Kleingärten Kleingärten: Habseligkeiten im Container

Dessau/MZ - Die Situation? „Sauschlecht“, sagt Dieter Röder. Das Hochwasser hat sich zwar zurückgezogen aus der Anlage „Eschenweg“, deren Vorsitzender er ist. Aber nun stehen die Kleingärtner mit leeren Händen da - wie auch an den Stillingen oder am Landhaus.
Mannshoch klebt der Schlamm an den Bäumen und Sträuchern. Auf den Beeten ist nur noch zu erahnen, was hier einmal angepflanzt wurde. Wenn überhaupt noch etwas wächst und nicht erstickt ist. Wie die Rosen, deren Blüten sich über den Rosenbögen der Sonne entgegenrecken. Fast so, als sei nichts passiert.

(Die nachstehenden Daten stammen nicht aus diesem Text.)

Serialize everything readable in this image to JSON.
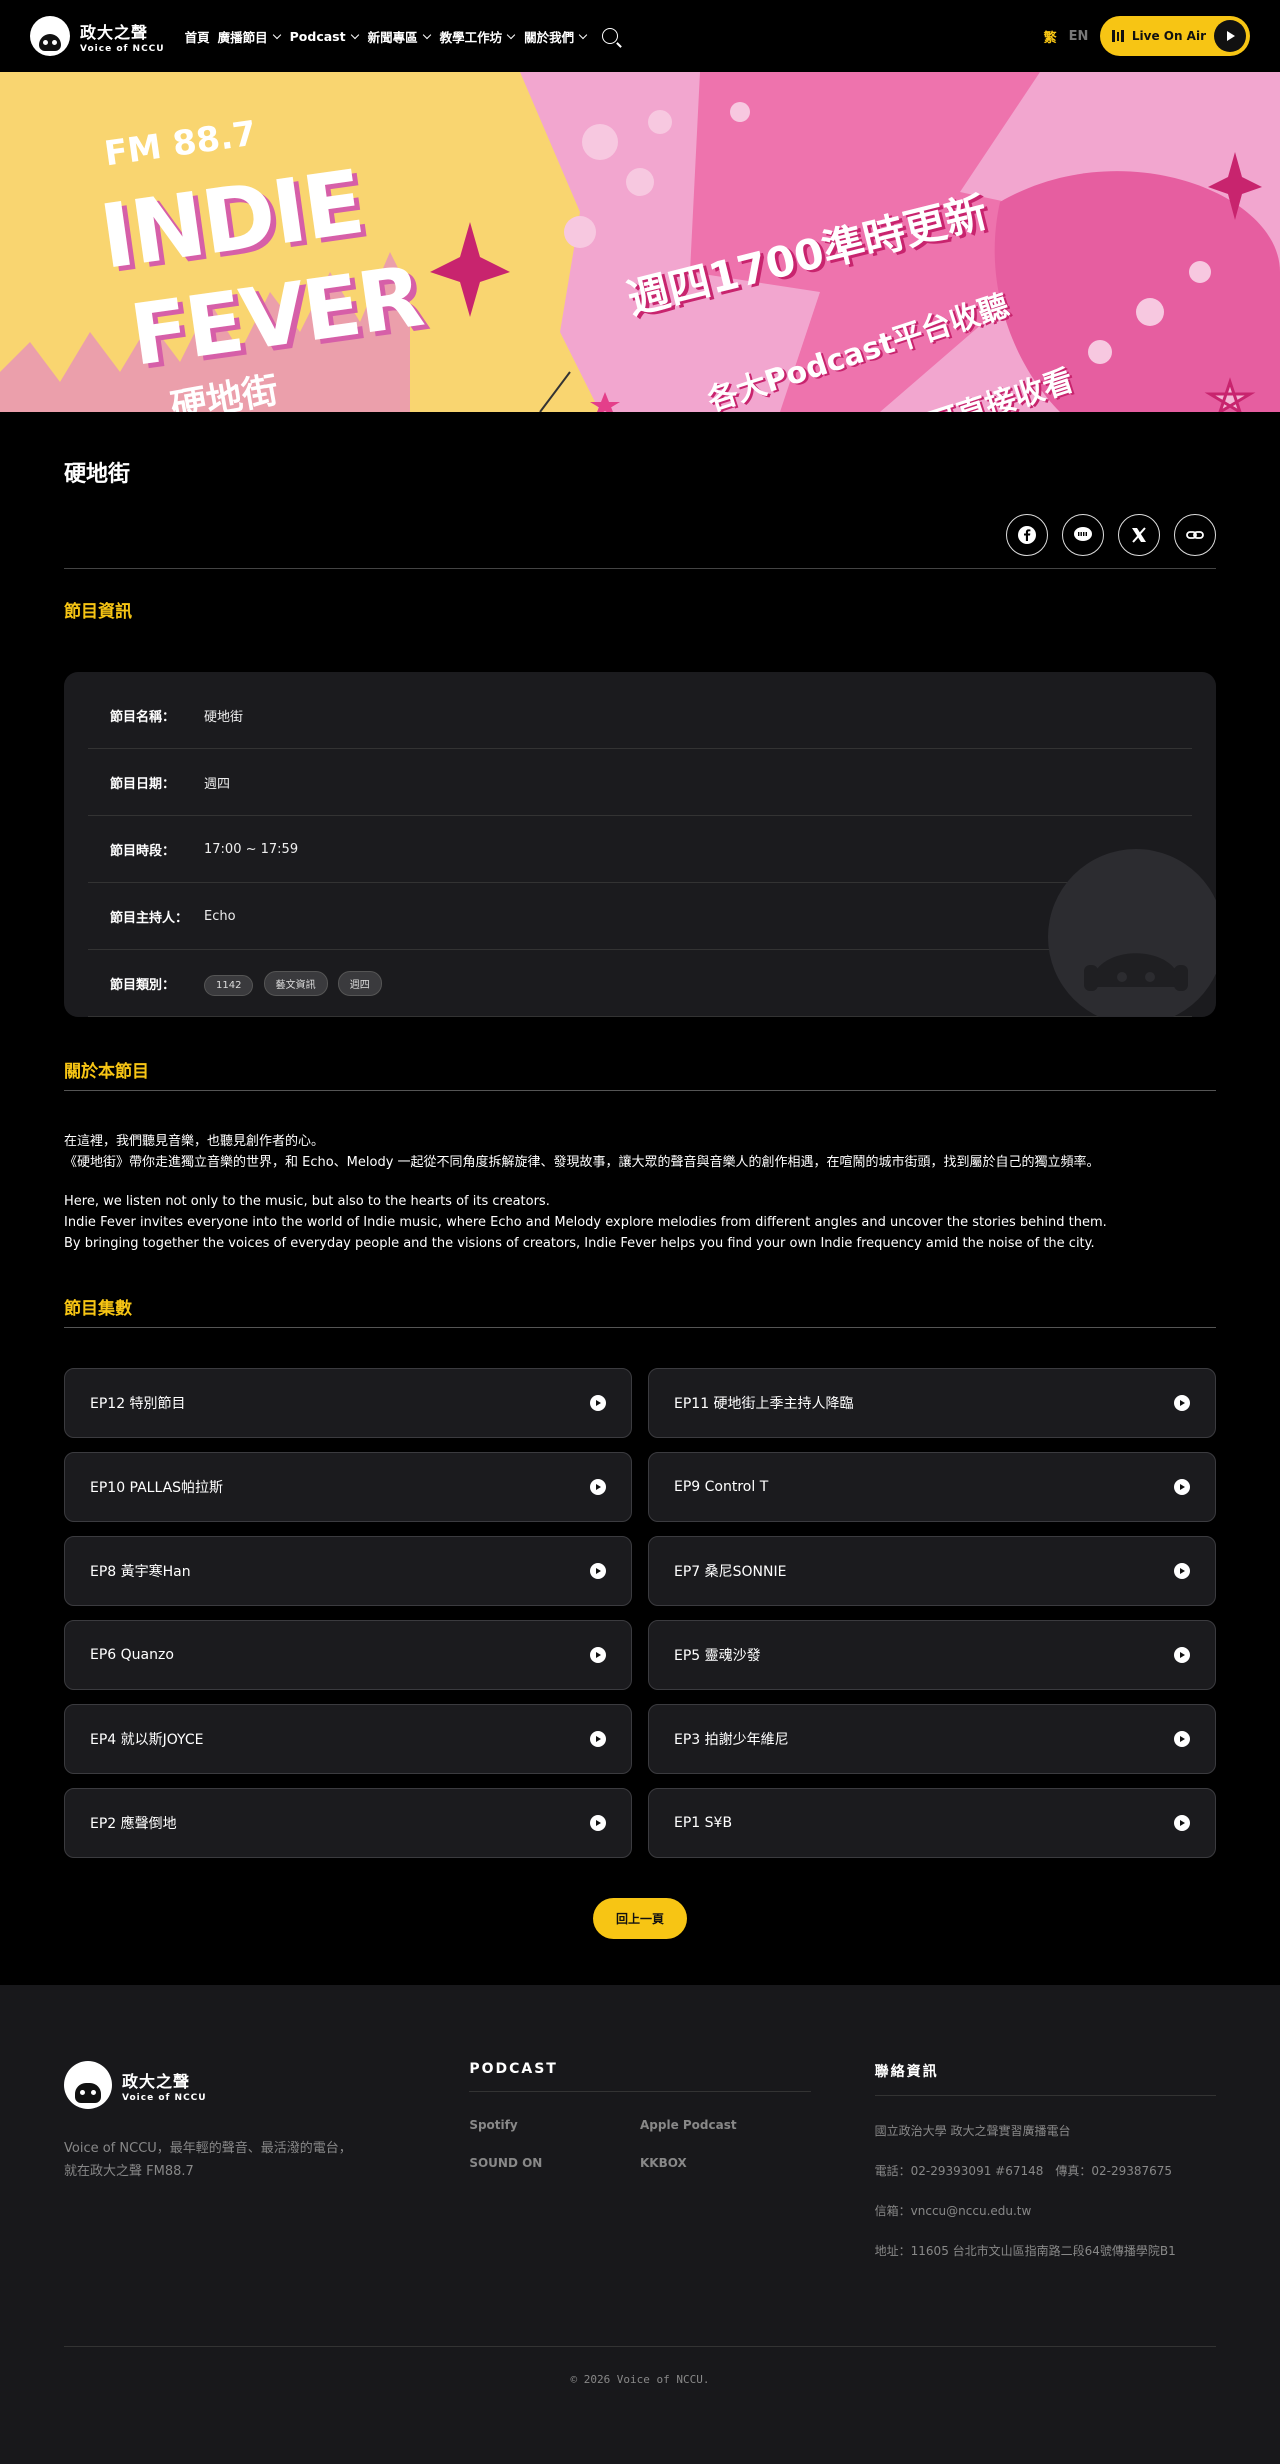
{
  "nav": {
    "logo_zh": "政大之聲",
    "logo_en": "Voice of NCCU",
    "menu": [
      {
        "label": "首頁",
        "dropdown": false
      },
      {
        "label": "廣播節目",
        "dropdown": true
      },
      {
        "label": "Podcast",
        "dropdown": true
      },
      {
        "label": "新聞專區",
        "dropdown": true
      },
      {
        "label": "教學工作坊",
        "dropdown": true
      },
      {
        "label": "關於我們",
        "dropdown": true
      }
    ],
    "lang_zh": "繁",
    "lang_en": "EN",
    "live_label": "Live On Air"
  },
  "banner": {
    "fm": "FM 88.7",
    "indie": "INDIE",
    "fever": "FEVER",
    "show_zh": "硬地街",
    "line1": "週四1700準時更新",
    "line2": "各大Podcast平台收聽",
    "line3": "YOUTUBE可直接收看"
  },
  "page": {
    "title": "硬地街",
    "share_icons": [
      "facebook-icon",
      "line-icon",
      "x-icon",
      "link-icon"
    ]
  },
  "info": {
    "section_title": "節目資訊",
    "rows": [
      {
        "label": "節目名稱：",
        "value": "硬地街"
      },
      {
        "label": "節目日期：",
        "value": "週四"
      },
      {
        "label": "節目時段：",
        "value": "17:00 ~ 17:59"
      },
      {
        "label": "節目主持人：",
        "value": "Echo"
      }
    ],
    "category_label": "節目類別：",
    "tags": [
      "1142",
      "藝文資訊",
      "週四"
    ]
  },
  "about": {
    "section_title": "關於本節目",
    "zh_1": "在這裡，我們聽見音樂，也聽見創作者的心。",
    "zh_2": "《硬地街》帶你走進獨立音樂的世界，和 Echo、Melody 一起從不同角度拆解旋律、發現故事，讓大眾的聲音與音樂人的創作相遇，在喧鬧的城市街頭，找到屬於自己的獨立頻率。",
    "en_1": "Here, we listen not only to the music, but also to the hearts of its creators.",
    "en_2": "Indie Fever invites everyone into the world of Indie music, where Echo and Melody explore melodies from different angles and uncover the stories behind them.",
    "en_3": "By bringing together the voices of everyday people and the visions of creators, Indie Fever helps you find your own Indie frequency amid the noise of the city."
  },
  "episodes": {
    "section_title": "節目集數",
    "left": [
      "EP12 特別節目",
      "EP10 PALLAS帕拉斯",
      "EP8 黃宇寒Han",
      "EP6 Quanzo",
      "EP4 就以斯JOYCE",
      "EP2 應聲倒地"
    ],
    "right": [
      "EP11 硬地街上季主持人降臨",
      "EP9 Control T",
      "EP7 桑尼SONNIE",
      "EP5 靈魂沙發",
      "EP3 拍謝少年維尼",
      "EP1 S¥B"
    ],
    "back_label": "回上一頁"
  },
  "footer": {
    "logo_zh": "政大之聲",
    "logo_en": "Voice of NCCU",
    "desc_1": "Voice of NCCU，最年輕的聲音、最活潑的電台，",
    "desc_2": "就在政大之聲 FM88.7",
    "podcast_head": "PODCAST",
    "podcast_links": [
      "Spotify",
      "Apple Podcast",
      "SOUND ON",
      "KKBOX"
    ],
    "contact_head": "聯絡資訊",
    "contact": [
      "國立政治大學 政大之聲實習廣播電台",
      "電話：02-29393091 #67148　傳真：02-29387675",
      "信箱：vnccu@nccu.edu.tw",
      "地址：11605 台北市文山區指南路二段64號傳播學院B1"
    ],
    "copyright": "© 2026 Voice of NCCU."
  }
}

Viele Gartenhäuser sind schon leer geräumt. Das Wasser hat darin nur Sperrmüll hinterlassen, der sich jetzt am Zaun der Anlage sammelt. Zu gebrauchen ist nichts mehr. Unermüdlich fahren Gartenfreunde wie Achim Großheim, Gottlieb Philipps und Egon Kurt mit Fahrradanhängern und Schubkarren hin und her, um die Habseligkeiten zu entsorgen.
Die kommen in Container, die auf dem Parkplatz zwischen den Anlagen Eschenweg und Stillinge stehen. Hier haben Marco Föhse und Uwe Hosang aus der Gartensparte Stillinge das Zepter zugeteilt bekommen, stapeln unermüdlich, damit kein Platz vergeudet wird, sondern so viel Müll wie möglich hineinpasst. „Wir haben viele alte Leute, die krank sind und nicht mehr können“, sagt Hosang, warum er so kräftig zupackt. „Außerdem muss man zusammenhalten. So wie es doch sein sollte.“
Resignation trifft auf Aufbruchstimmung. „Landschaftlich sind wir doch hier im Paradies“, findet Margitta Richter, Vorsitzende der Gartensparte Stillinge. Dass das freilich innerhalb von elf Jahren zweimal überschwemmt wurde, und nun so schlimm wie nie zuvor? Doch Richter will vor allem eines: nach vorne schauen.
„Mit den Containern hat es toll geklappt“, lobt sie den Stadtverband. Aber die Container müssen auch gefüllt werden. Warum, fragt Dieter Röder, hat man nach dem Katastrophenfall nicht unbürokratisch Ein-Euro-Jobber hier einsetzen können? Oder ob hier nicht auch andere, nicht betroffene Gartenvereine helfen könnten, fragt Margitta Richter. „Wir brauchen dringend Hilfe in Form von Muskelkraft“, sagt sie. Denn viele Gartenfreunde seien betagt, schaffen das Aufräumen nicht mehr.
„Die Vorsitzenden spannen sich überall vor den Karren“, zieht Klaus Ludolf, der Vorsitzende des Stadtverbandes der Gartenfreunde in Dessau den Hut. „Sie und die Vorstände packen nicht nur tatkräftig zu, sondern sie geben auch psychologische Hilfe“, ergänzt Geschäftsführer Joachim Ulrich. „Wir sind stolz auf unsere Kleingärtner, dass sie versuchen weiterzumachen und aufzuräumen.“
Die Container werden vom Stadtpflegebetrieb in Absprache mit dem Stadtverband bereitgestellt. Bezahlt wird die Entsorgung vom Land, weil Dessau-Roßlau den Katastrophenfall ausgerufen hatte, so Ludolf. Doch so schnell, wie die Container gefüllt sind, können sie gar nicht abtransportiert werden. An den Seiten sammeln sich schon die nächsten Sperrmüllhaufen. Doch das, hoffen Ludolf und Ullrich, spiele sich mehr und mehr ein. Anfangs freilich gab es viel Unmut in den Sparten.
Doch wie geht es überhaupt weiter in den Vereinen, die im Überflutungsgebiet liegen? „Sie müssen sich entscheiden“, erklärt Ludolf. Er weiß, gerade ältere Gartenfreunde haben die Nase voll. Andere wollen weitermachen - in der eigenen oder in anderen Anlagen, die nicht vom Wasser betroffen sind. Der Stadtverband, sagt Ulrich, helfe da gerne beim Vermitteln.
Auch im Eschenweg steht am Wochenende die Entscheidung an. „Eigentlich hätten wir am Samstagnachmittag unser Garten- und Kinderfest gefeiert“, sagt Dieter Röder. Er zeigt auf die Fläche, auf der sonst so viel los war. Nun liegt sie brach. Für immer?